Lauren Costello, National Director of Primary and SEND at The Academies Enterprise Trust, said:
Today’s proposals represent a really positive move forward to build on the already great practice that exists in the Early Years Foundation Stage (EYFS). As someone who works in the EYFS and primary sector on a national scale and across a wide range of socio and economic settings, I can clearly see a real commitment in these new Early Learning Goals to focus on key things that every child should know, master and have confidence in during their vital early years education.
The new Early Learning Goals will be especially helpful for EYFS teachers working with those who may have gaps in their very early life experiences and will allow these very talented practitioners to quickly identify and addresses these gaps and fix them. I am particularly pleased to see that the relentless focus on providing solid foundations for children’s reading is a prominent feature within the new Early Learning Goals.
Clare Sealy, Headteacher at St Matthias School, said:
I’m really pleased to see the government push ahead with these proposals today. Having been on the working group for them, I know first-hand how widely the government consulted to ensure that everyone’s opinion has been heard on this issue. The result is clear, well-structured proposals that will help teachers focus on the most important factors in a child’s early education.
It’s good to see self-regulation being included for the first time, as well as the strong emphasis on sharing stories with children. I’m also delighted that introducing children to wider knowledge of the world is part of these goals. Children find discovering this kind of learning so fascinating; they need this kind of powerful knowledge if they are to become creative critical thinkers.’
Chris Wilkins, Executive Head at The St Ninian Catholic Federation, said:
I’m firmly behind these proposals and their focus on the most important aspects of a child’s early development. It is crucial that we get this right for our children at this early stage of their life as it gives us the opportunity to shape not just the rest of their school career, but quite possibly for the rest of their life.
These proposals will help schools in their quest to enable every child to achieve well and develop as confident learners. The tighter focus will mean less burdensome admin for teachers, and also more time to offer the pupils the other vital experiences and knowledge that form the basis of early years learning.
Lee Wilson, Chief Executive Principal (Primary) at Outwood Grange Academy Trust, said:
I’m pleased to see that the government has decided to push on with this. Ever since the Key Stage One changes in 2014, we have needed a review of the Early Learning Goals to refocus them on the knowledge and skills that children need to secure as they leave Reception in order to ensure seamless transition between the two curricula.
The new goals will help teachers in ensuring that the transition from Reception to Year One is as smooth as possible, and they clearly reiterate the belief that children progress through quality teaching and learning.
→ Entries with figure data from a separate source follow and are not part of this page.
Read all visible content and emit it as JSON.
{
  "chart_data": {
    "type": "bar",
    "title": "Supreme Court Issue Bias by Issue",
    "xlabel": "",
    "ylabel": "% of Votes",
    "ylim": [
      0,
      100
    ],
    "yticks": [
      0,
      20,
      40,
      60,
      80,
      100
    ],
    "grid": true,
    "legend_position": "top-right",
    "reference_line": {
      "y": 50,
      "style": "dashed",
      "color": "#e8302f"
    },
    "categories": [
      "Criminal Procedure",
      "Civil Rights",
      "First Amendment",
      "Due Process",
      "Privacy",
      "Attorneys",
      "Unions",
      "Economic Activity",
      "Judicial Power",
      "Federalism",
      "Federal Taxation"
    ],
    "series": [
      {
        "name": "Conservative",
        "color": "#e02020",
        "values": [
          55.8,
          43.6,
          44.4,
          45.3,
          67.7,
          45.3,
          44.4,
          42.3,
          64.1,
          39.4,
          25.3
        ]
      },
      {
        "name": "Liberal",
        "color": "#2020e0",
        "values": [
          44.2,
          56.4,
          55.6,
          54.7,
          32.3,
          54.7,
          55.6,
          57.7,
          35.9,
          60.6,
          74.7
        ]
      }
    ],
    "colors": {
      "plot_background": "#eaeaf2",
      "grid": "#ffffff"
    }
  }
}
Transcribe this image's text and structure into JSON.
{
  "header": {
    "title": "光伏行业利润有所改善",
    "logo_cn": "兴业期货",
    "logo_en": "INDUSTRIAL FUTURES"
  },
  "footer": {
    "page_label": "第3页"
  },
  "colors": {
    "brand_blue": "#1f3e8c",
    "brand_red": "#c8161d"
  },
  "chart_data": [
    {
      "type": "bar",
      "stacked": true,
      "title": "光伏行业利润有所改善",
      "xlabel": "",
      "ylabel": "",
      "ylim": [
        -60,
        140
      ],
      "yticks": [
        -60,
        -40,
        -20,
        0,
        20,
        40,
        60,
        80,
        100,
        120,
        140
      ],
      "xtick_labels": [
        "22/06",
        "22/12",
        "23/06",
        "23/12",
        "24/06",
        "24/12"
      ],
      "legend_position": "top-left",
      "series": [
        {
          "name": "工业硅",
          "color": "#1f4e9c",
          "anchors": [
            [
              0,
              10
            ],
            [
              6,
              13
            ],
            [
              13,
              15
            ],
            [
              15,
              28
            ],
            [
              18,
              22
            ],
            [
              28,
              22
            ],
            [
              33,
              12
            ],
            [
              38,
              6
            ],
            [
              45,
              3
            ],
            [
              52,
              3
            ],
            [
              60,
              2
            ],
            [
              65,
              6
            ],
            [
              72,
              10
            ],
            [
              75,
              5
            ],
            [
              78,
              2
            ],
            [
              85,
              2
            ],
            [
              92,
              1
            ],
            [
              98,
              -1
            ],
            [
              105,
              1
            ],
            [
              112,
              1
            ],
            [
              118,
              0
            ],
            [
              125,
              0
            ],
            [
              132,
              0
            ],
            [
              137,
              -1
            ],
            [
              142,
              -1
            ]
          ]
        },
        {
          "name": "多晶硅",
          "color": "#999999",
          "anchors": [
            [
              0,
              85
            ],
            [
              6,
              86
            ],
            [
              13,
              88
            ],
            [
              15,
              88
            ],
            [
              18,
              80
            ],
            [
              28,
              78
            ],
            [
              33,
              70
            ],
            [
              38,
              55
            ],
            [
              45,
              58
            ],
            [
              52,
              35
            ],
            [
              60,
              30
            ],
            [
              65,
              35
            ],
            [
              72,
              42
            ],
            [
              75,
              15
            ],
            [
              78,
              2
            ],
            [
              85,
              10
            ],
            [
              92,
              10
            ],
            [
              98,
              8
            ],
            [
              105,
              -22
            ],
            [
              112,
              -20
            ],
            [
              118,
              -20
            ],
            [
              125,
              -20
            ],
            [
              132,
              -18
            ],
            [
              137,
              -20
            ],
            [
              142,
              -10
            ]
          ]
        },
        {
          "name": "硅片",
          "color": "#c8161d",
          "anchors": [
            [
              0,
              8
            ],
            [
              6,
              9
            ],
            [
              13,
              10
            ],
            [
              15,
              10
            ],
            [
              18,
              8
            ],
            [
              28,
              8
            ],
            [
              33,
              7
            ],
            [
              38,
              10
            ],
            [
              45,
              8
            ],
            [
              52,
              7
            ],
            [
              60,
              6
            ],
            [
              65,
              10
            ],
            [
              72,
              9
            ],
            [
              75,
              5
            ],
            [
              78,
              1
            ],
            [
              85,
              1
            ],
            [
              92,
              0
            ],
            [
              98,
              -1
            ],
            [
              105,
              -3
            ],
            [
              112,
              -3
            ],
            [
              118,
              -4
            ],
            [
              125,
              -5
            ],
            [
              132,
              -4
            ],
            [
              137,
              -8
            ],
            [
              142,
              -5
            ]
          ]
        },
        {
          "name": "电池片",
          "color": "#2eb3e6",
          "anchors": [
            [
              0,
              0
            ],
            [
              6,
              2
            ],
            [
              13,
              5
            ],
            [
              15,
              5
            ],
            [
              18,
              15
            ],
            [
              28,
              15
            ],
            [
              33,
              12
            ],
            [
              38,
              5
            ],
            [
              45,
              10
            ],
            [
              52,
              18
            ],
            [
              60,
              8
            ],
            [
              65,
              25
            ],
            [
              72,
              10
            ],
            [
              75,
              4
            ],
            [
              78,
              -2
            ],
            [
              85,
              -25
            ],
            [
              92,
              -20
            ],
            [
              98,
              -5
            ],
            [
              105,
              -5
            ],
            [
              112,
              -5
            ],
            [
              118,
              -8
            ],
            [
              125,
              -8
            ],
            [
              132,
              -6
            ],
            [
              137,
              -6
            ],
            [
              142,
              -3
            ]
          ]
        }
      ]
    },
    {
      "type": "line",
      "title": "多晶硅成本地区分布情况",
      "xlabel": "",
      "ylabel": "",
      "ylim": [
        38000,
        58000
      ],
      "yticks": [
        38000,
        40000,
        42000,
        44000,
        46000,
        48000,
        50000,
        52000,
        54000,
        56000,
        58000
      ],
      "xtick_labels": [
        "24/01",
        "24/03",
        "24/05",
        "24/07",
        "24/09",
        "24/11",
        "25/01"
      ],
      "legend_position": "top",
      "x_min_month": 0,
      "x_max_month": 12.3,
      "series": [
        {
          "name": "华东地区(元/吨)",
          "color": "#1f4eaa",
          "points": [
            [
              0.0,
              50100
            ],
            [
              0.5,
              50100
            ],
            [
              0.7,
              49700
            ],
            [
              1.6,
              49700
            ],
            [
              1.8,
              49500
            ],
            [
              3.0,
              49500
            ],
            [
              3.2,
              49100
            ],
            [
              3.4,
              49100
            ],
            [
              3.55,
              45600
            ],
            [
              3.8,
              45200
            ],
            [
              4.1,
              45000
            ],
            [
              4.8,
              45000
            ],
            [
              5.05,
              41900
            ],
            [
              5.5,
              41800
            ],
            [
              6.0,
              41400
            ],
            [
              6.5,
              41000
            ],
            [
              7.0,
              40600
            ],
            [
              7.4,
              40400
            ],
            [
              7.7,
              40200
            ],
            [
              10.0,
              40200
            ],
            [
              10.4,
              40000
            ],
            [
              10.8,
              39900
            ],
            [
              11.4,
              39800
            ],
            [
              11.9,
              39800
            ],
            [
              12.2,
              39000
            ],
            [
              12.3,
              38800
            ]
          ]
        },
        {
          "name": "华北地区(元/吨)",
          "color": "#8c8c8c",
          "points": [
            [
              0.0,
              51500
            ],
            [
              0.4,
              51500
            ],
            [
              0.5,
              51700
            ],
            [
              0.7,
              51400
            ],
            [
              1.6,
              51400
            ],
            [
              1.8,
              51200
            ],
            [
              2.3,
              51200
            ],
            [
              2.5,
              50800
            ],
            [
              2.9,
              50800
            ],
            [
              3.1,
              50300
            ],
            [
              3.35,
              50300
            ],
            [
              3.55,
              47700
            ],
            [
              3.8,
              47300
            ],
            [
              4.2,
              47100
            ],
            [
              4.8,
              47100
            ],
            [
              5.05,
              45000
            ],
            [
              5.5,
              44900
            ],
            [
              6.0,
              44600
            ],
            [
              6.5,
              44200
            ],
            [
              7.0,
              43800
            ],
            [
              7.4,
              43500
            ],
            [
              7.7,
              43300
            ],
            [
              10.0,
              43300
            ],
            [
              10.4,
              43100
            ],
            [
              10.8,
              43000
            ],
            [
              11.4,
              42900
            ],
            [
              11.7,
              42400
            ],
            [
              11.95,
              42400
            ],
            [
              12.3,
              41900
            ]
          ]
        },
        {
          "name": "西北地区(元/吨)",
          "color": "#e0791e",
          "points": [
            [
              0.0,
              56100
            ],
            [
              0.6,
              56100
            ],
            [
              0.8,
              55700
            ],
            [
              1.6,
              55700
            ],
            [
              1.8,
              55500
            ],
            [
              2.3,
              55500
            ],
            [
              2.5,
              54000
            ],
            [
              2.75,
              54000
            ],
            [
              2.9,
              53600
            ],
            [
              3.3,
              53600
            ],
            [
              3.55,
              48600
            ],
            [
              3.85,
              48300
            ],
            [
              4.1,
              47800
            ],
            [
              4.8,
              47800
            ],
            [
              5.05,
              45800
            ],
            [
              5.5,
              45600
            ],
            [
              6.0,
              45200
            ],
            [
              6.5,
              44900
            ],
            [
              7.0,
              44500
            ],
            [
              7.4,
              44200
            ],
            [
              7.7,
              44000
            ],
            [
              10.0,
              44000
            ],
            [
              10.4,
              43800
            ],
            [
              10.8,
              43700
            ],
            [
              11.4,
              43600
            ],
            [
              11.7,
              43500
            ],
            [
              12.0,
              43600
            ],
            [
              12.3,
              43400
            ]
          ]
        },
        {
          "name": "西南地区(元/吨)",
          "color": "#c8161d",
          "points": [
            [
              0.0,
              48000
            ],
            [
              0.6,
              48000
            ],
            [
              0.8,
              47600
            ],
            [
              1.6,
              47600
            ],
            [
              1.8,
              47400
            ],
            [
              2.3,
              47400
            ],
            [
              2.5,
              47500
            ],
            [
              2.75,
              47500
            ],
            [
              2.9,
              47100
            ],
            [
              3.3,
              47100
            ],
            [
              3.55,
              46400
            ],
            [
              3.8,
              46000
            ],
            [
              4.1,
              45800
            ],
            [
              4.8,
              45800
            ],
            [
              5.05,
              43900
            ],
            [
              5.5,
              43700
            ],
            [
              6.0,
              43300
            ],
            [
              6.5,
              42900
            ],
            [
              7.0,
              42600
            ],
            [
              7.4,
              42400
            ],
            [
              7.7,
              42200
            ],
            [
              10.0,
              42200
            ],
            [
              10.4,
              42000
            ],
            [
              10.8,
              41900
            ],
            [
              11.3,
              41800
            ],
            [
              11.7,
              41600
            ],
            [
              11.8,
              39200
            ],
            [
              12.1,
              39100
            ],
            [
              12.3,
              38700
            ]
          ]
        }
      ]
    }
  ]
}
The removal of the burden of extensive evidence is also pleasing, as it shows a high level of trust in the profession.
Ed Vainker, Principal at Reach Academy Feltham, said the following:
The Early Years are a critical time, especially for the most vulnerable children, where teachers have an opportunity to avoid an achievement gap developing. These proposals provide a welcome focus on speech, language and communication and confirm that teacher judgment, rather than onerous evidence collection, is expected.